Why do I let stupid people and stupid remarks bother me? I never used to think of myself as a sheltered, anxious person but now I know that I am. I have high anxiety about new situations especially when they're out of my comfort zone. I think my biggest fear about these situations is that someone will take one look at me and tell me "You don't belong here." That's exactly what happened yesterday on our way to the game.

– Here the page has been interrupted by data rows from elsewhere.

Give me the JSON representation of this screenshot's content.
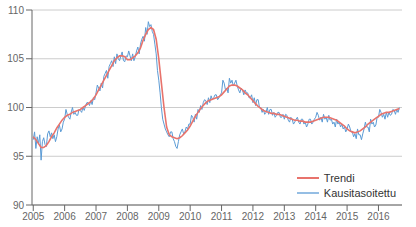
{
  "chart_data": {
    "type": "line",
    "xlim": [
      2004.96,
      2016.75
    ],
    "xticks": [
      2005,
      2006,
      2007,
      2008,
      2009,
      2010,
      2011,
      2012,
      2013,
      2014,
      2015,
      2016
    ],
    "ylim": [
      90,
      110
    ],
    "yticks": [
      90,
      95,
      100,
      105,
      110
    ],
    "grid": true,
    "legend": "lower right",
    "series": [
      {
        "name": "Trendi",
        "color": "#e8736c",
        "x": [
          2005.0,
          2005.083,
          2005.167,
          2005.25,
          2005.333,
          2005.417,
          2005.5,
          2005.583,
          2005.667,
          2005.75,
          2005.833,
          2005.917,
          2006.0,
          2006.083,
          2006.167,
          2006.25,
          2006.333,
          2006.417,
          2006.5,
          2006.583,
          2006.667,
          2006.75,
          2006.833,
          2006.917,
          2007.0,
          2007.083,
          2007.167,
          2007.25,
          2007.333,
          2007.417,
          2007.5,
          2007.583,
          2007.667,
          2007.75,
          2007.833,
          2007.917,
          2008.0,
          2008.083,
          2008.167,
          2008.25,
          2008.333,
          2008.417,
          2008.5,
          2008.583,
          2008.667,
          2008.75,
          2008.833,
          2008.917,
          2009.0,
          2009.083,
          2009.167,
          2009.25,
          2009.333,
          2009.417,
          2009.5,
          2009.583,
          2009.667,
          2009.75,
          2009.833,
          2009.917,
          2010.0,
          2010.083,
          2010.167,
          2010.25,
          2010.333,
          2010.417,
          2010.5,
          2010.583,
          2010.667,
          2010.75,
          2010.833,
          2010.917,
          2011.0,
          2011.083,
          2011.167,
          2011.25,
          2011.333,
          2011.417,
          2011.5,
          2011.583,
          2011.667,
          2011.75,
          2011.833,
          2011.917,
          2012.0,
          2012.083,
          2012.167,
          2012.25,
          2012.333,
          2012.417,
          2012.5,
          2012.583,
          2012.667,
          2012.75,
          2012.833,
          2012.917,
          2013.0,
          2013.083,
          2013.167,
          2013.25,
          2013.333,
          2013.417,
          2013.5,
          2013.583,
          2013.667,
          2013.75,
          2013.833,
          2013.917,
          2014.0,
          2014.083,
          2014.167,
          2014.25,
          2014.333,
          2014.417,
          2014.5,
          2014.583,
          2014.667,
          2014.75,
          2014.833,
          2014.917,
          2015.0,
          2015.083,
          2015.167,
          2015.25,
          2015.333,
          2015.417,
          2015.5,
          2015.583,
          2015.667,
          2015.75,
          2015.833,
          2015.917,
          2016.0,
          2016.083,
          2016.167,
          2016.25,
          2016.333,
          2016.417,
          2016.5,
          2016.583,
          2016.667
        ],
        "values": [
          97.0,
          96.7,
          96.3,
          95.9,
          95.9,
          96.1,
          96.5,
          97.0,
          97.4,
          97.9,
          98.3,
          98.7,
          99.0,
          99.2,
          99.3,
          99.5,
          99.6,
          99.7,
          99.8,
          100.0,
          100.2,
          100.4,
          100.6,
          100.9,
          101.3,
          101.8,
          102.3,
          102.8,
          103.3,
          103.8,
          104.3,
          104.8,
          105.1,
          105.3,
          105.3,
          105.2,
          104.9,
          104.9,
          105.1,
          105.3,
          105.6,
          106.1,
          106.9,
          107.5,
          108.0,
          108.2,
          108.0,
          107.0,
          105.0,
          102.5,
          100.0,
          98.0,
          97.2,
          97.0,
          96.9,
          96.8,
          96.9,
          97.1,
          97.4,
          97.7,
          98.1,
          98.6,
          99.1,
          99.5,
          99.9,
          100.2,
          100.5,
          100.7,
          100.8,
          100.9,
          101.0,
          101.1,
          101.3,
          101.6,
          101.9,
          102.2,
          102.3,
          102.3,
          102.2,
          102.0,
          101.8,
          101.5,
          101.3,
          101.0,
          100.7,
          100.4,
          100.1,
          99.9,
          99.7,
          99.6,
          99.5,
          99.4,
          99.4,
          99.3,
          99.3,
          99.2,
          99.1,
          99.0,
          98.9,
          98.8,
          98.7,
          98.7,
          98.6,
          98.6,
          98.5,
          98.5,
          98.5,
          98.6,
          98.7,
          98.8,
          98.9,
          99.0,
          99.0,
          99.0,
          98.9,
          98.8,
          98.7,
          98.5,
          98.3,
          98.1,
          97.8,
          97.6,
          97.5,
          97.4,
          97.5,
          97.6,
          97.8,
          98.0,
          98.3,
          98.5,
          98.7,
          98.9,
          99.1,
          99.3,
          99.4,
          99.5,
          99.5,
          99.6,
          99.7,
          99.8,
          99.9
        ]
      },
      {
        "name": "Kausitasoitettu",
        "color": "#5b9bd5",
        "x": [
          2005.0,
          2005.042,
          2005.083,
          2005.125,
          2005.167,
          2005.208,
          2005.25,
          2005.292,
          2005.333,
          2005.375,
          2005.417,
          2005.458,
          2005.5,
          2005.542,
          2005.583,
          2005.625,
          2005.667,
          2005.708,
          2005.75,
          2005.792,
          2005.833,
          2005.875,
          2005.917,
          2005.958,
          2006.0,
          2006.042,
          2006.083,
          2006.125,
          2006.167,
          2006.208,
          2006.25,
          2006.292,
          2006.333,
          2006.375,
          2006.417,
          2006.458,
          2006.5,
          2006.542,
          2006.583,
          2006.625,
          2006.667,
          2006.708,
          2006.75,
          2006.792,
          2006.833,
          2006.875,
          2006.917,
          2006.958,
          2007.0,
          2007.042,
          2007.083,
          2007.125,
          2007.167,
          2007.208,
          2007.25,
          2007.292,
          2007.333,
          2007.375,
          2007.417,
          2007.458,
          2007.5,
          2007.542,
          2007.583,
          2007.625,
          2007.667,
          2007.708,
          2007.75,
          2007.792,
          2007.833,
          2007.875,
          2007.917,
          2007.958,
          2008.0,
          2008.042,
          2008.083,
          2008.125,
          2008.167,
          2008.208,
          2008.25,
          2008.292,
          2008.333,
          2008.375,
          2008.417,
          2008.458,
          2008.5,
          2008.542,
          2008.583,
          2008.625,
          2008.667,
          2008.708,
          2008.75,
          2008.792,
          2008.833,
          2008.875,
          2008.917,
          2008.958,
          2009.0,
          2009.042,
          2009.083,
          2009.125,
          2009.167,
          2009.208,
          2009.25,
          2009.292,
          2009.333,
          2009.375,
          2009.417,
          2009.458,
          2009.5,
          2009.542,
          2009.583,
          2009.625,
          2009.667,
          2009.708,
          2009.75,
          2009.792,
          2009.833,
          2009.875,
          2009.917,
          2009.958,
          2010.0,
          2010.042,
          2010.083,
          2010.125,
          2010.167,
          2010.208,
          2010.25,
          2010.292,
          2010.333,
          2010.375,
          2010.417,
          2010.458,
          2010.5,
          2010.542,
          2010.583,
          2010.625,
          2010.667,
          2010.708,
          2010.75,
          2010.792,
          2010.833,
          2010.875,
          2010.917,
          2010.958,
          2011.0,
          2011.042,
          2011.083,
          2011.125,
          2011.167,
          2011.208,
          2011.25,
          2011.292,
          2011.333,
          2011.375,
          2011.417,
          2011.458,
          2011.5,
          2011.542,
          2011.583,
          2011.625,
          2011.667,
          2011.708,
          2011.75,
          2011.792,
          2011.833,
          2011.875,
          2011.917,
          2011.958,
          2012.0,
          2012.042,
          2012.083,
          2012.125,
          2012.167,
          2012.208,
          2012.25,
          2012.292,
          2012.333,
          2012.375,
          2012.417,
          2012.458,
          2012.5,
          2012.542,
          2012.583,
          2012.625,
          2012.667,
          2012.708,
          2012.75,
          2012.792,
          2012.833,
          2012.875,
          2012.917,
          2012.958,
          2013.0,
          2013.042,
          2013.083,
          2013.125,
          2013.167,
          2013.208,
          2013.25,
          2013.292,
          2013.333,
          2013.375,
          2013.417,
          2013.458,
          2013.5,
          2013.542,
          2013.583,
          2013.625,
          2013.667,
          2013.708,
          2013.75,
          2013.792,
          2013.833,
          2013.875,
          2013.917,
          2013.958,
          2014.0,
          2014.042,
          2014.083,
          2014.125,
          2014.167,
          2014.208,
          2014.25,
          2014.292,
          2014.333,
          2014.375,
          2014.417,
          2014.458,
          2014.5,
          2014.542,
          2014.583,
          2014.625,
          2014.667,
          2014.708,
          2014.75,
          2014.792,
          2014.833,
          2014.875,
          2014.917,
          2014.958,
          2015.0,
          2015.042,
          2015.083,
          2015.125,
          2015.167,
          2015.208,
          2015.25,
          2015.292,
          2015.333,
          2015.375,
          2015.417,
          2015.458,
          2015.5,
          2015.542,
          2015.583,
          2015.625,
          2015.667,
          2015.708,
          2015.75,
          2015.792,
          2015.833,
          2015.875,
          2015.917,
          2015.958,
          2016.0,
          2016.042,
          2016.083,
          2016.125,
          2016.167,
          2016.208,
          2016.25,
          2016.292,
          2016.333,
          2016.375,
          2016.417,
          2016.458,
          2016.5,
          2016.542,
          2016.583,
          2016.625,
          2016.667
        ],
        "values": [
          96.7,
          97.5,
          95.8,
          97.0,
          96.3,
          97.2,
          94.6,
          96.5,
          96.9,
          96.2,
          96.0,
          97.3,
          97.6,
          97.0,
          97.4,
          96.8,
          97.2,
          96.5,
          97.0,
          97.8,
          98.2,
          97.5,
          97.8,
          98.5,
          98.8,
          99.8,
          99.3,
          99.0,
          98.8,
          99.5,
          100.0,
          99.3,
          99.5,
          99.2,
          99.2,
          99.8,
          99.7,
          99.5,
          100.0,
          99.7,
          100.2,
          100.5,
          100.5,
          100.2,
          100.7,
          100.3,
          101.0,
          100.8,
          101.5,
          102.3,
          102.0,
          101.7,
          102.5,
          102.0,
          103.2,
          103.5,
          103.8,
          103.0,
          104.2,
          104.5,
          104.8,
          104.2,
          105.2,
          104.5,
          105.5,
          105.0,
          104.8,
          105.3,
          105.7,
          104.8,
          104.7,
          105.3,
          105.2,
          105.8,
          105.3,
          104.8,
          105.5,
          104.8,
          105.2,
          105.8,
          106.2,
          105.5,
          106.5,
          107.0,
          107.3,
          106.8,
          108.2,
          107.5,
          108.8,
          108.3,
          108.5,
          107.8,
          107.5,
          106.5,
          105.5,
          103.8,
          102.8,
          101.5,
          100.0,
          98.8,
          98.3,
          97.8,
          97.5,
          97.2,
          97.0,
          97.5,
          97.5,
          96.8,
          96.5,
          96.0,
          95.8,
          96.5,
          97.2,
          97.5,
          97.8,
          97.3,
          97.5,
          98.0,
          97.8,
          98.3,
          98.3,
          99.2,
          99.0,
          98.5,
          99.3,
          98.8,
          99.8,
          99.5,
          100.2,
          99.8,
          100.5,
          100.8,
          100.7,
          100.3,
          101.0,
          100.5,
          101.2,
          100.8,
          101.0,
          101.3,
          101.3,
          100.8,
          101.0,
          101.3,
          101.5,
          102.8,
          102.5,
          101.8,
          102.0,
          101.5,
          103.0,
          102.5,
          102.8,
          102.2,
          102.5,
          102.8,
          102.2,
          101.8,
          101.5,
          102.0,
          101.8,
          101.3,
          101.8,
          101.5,
          101.5,
          101.0,
          101.0,
          101.3,
          100.5,
          101.0,
          100.2,
          100.8,
          100.8,
          100.0,
          100.0,
          99.5,
          99.8,
          99.3,
          99.5,
          100.0,
          99.3,
          99.8,
          99.8,
          99.2,
          99.5,
          99.0,
          99.2,
          99.5,
          99.5,
          99.0,
          99.0,
          99.3,
          98.8,
          99.3,
          99.2,
          98.7,
          98.5,
          99.0,
          98.8,
          98.3,
          98.5,
          98.8,
          99.0,
          98.5,
          98.3,
          98.8,
          98.8,
          98.3,
          98.5,
          98.0,
          98.3,
          98.8,
          98.8,
          98.3,
          98.5,
          98.8,
          99.0,
          99.5,
          99.2,
          98.7,
          99.0,
          98.5,
          99.3,
          98.8,
          99.0,
          98.5,
          99.2,
          98.7,
          98.8,
          98.3,
          98.5,
          98.0,
          98.8,
          98.3,
          98.5,
          98.0,
          98.3,
          97.8,
          98.0,
          97.5,
          97.8,
          98.3,
          98.0,
          97.5,
          97.5,
          97.0,
          97.3,
          96.8,
          97.8,
          97.2,
          97.2,
          96.7,
          97.3,
          97.8,
          98.5,
          98.0,
          98.0,
          97.5,
          98.8,
          98.3,
          98.5,
          98.0,
          98.2,
          99.0,
          99.0,
          99.8,
          99.5,
          99.0,
          99.3,
          98.8,
          99.5,
          99.0,
          99.5,
          99.2,
          99.3,
          99.8,
          99.7,
          99.3,
          99.8,
          99.5,
          100.0
        ]
      }
    ]
  }
}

We arrived and parked with plenty of time to do a little tailgating. This is what I was most "worried" about because many people consider tailgating to be an artform and they get really into it. We did it successfully and we weren't even the worst one's at it. Some people around us just stood by their trunks and ate snacks from a grocery bag. We had a grill, we had chairs, we had beverages, in short, we were prepared. Feeling good about this experience and ready to watch some football up close and personal, we headed toward a free shuttle bus that would take us to the stadium. It was on this shuttle bus that the angering happened.

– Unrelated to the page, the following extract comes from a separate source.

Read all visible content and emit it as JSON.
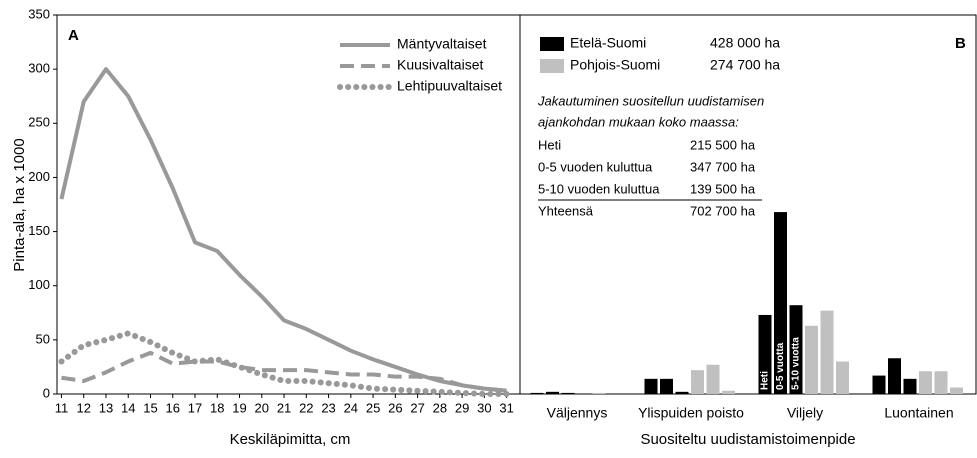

It was pretty crowded and we found three seats perpendicular to the backmost row of seats on the bus. In the backmost row were a couple with their infant, and I assume the father and little brother of one of the couple. All were clad in AZ gear, and most were drinking. Everyone was keeping pretty much to themselves when some frat boy yelled "Let's go Lions! Punch 'em in the mouth!" Woo hoos and screams erupted from several locations on the bus. I looked at Dave and Dan and we kind of smirked as Dan would also be cheering for the Lions and Dave and I were "cowardly Lions" in our Cardinals T-shirts. That was all good fun until the "Father" in the backmost row starts picking on me. He looks around and says "Hey, how 'bout some excitement? You're not even smiling! Aren't you happy to be going to this game?" Now first of all, if you want some excitement, why don't you show some yourself? Second of all, I hate it when people tell me I don't look "happy" enough. You don't know me! What the hell do you care. I'm terrible at dealing with these situations so I smiled and said, "Yeah! Thanks." Don't ask me what that was supposed to mean...but he left me alone. Until we had stopped and people started getting off that is. We were just about to stand up, I was almost free when he looks at me again and says, "Well c'mon, do you even like football?" Trying to ignore him I stood up. Then the frickin' little brother says, "Yeah, or did you just buy the T-shirt?" I got off the bus and said some pretty choice words to them...once they were out of earshot that is. You fucking belligerent fools! Who the hell are you to decide whether on not I like football and am excited for the game? Who the hell are you to pick on someone who's rooting for the same team you are, and minding their own business? Fucking snobs. I'm sorry, I didn't realize I had to get drunk, put on a skanky halter top, and act like an idiot to show my enthusiasm.
I obsessed about this for most of the game and got angrier and angrier. Everywhere I looked I failed to fit in. I like the way I am, I like not fitting in because I think most people are idiots. But what really pisses me off is when someone tells me that because I don't fit in, that because I don't fit their perception of how things should be, I don't belong. I paid just as much (and probably more because we had frickin' awesome seats) to come to this game as you did. I bought a Cardinals shirt to show some team spirit, and yes, as a matter of fact, I do like football...a lot! So you can take your stupid old man, drunk-ass, mean comments and shove 'em up your ass!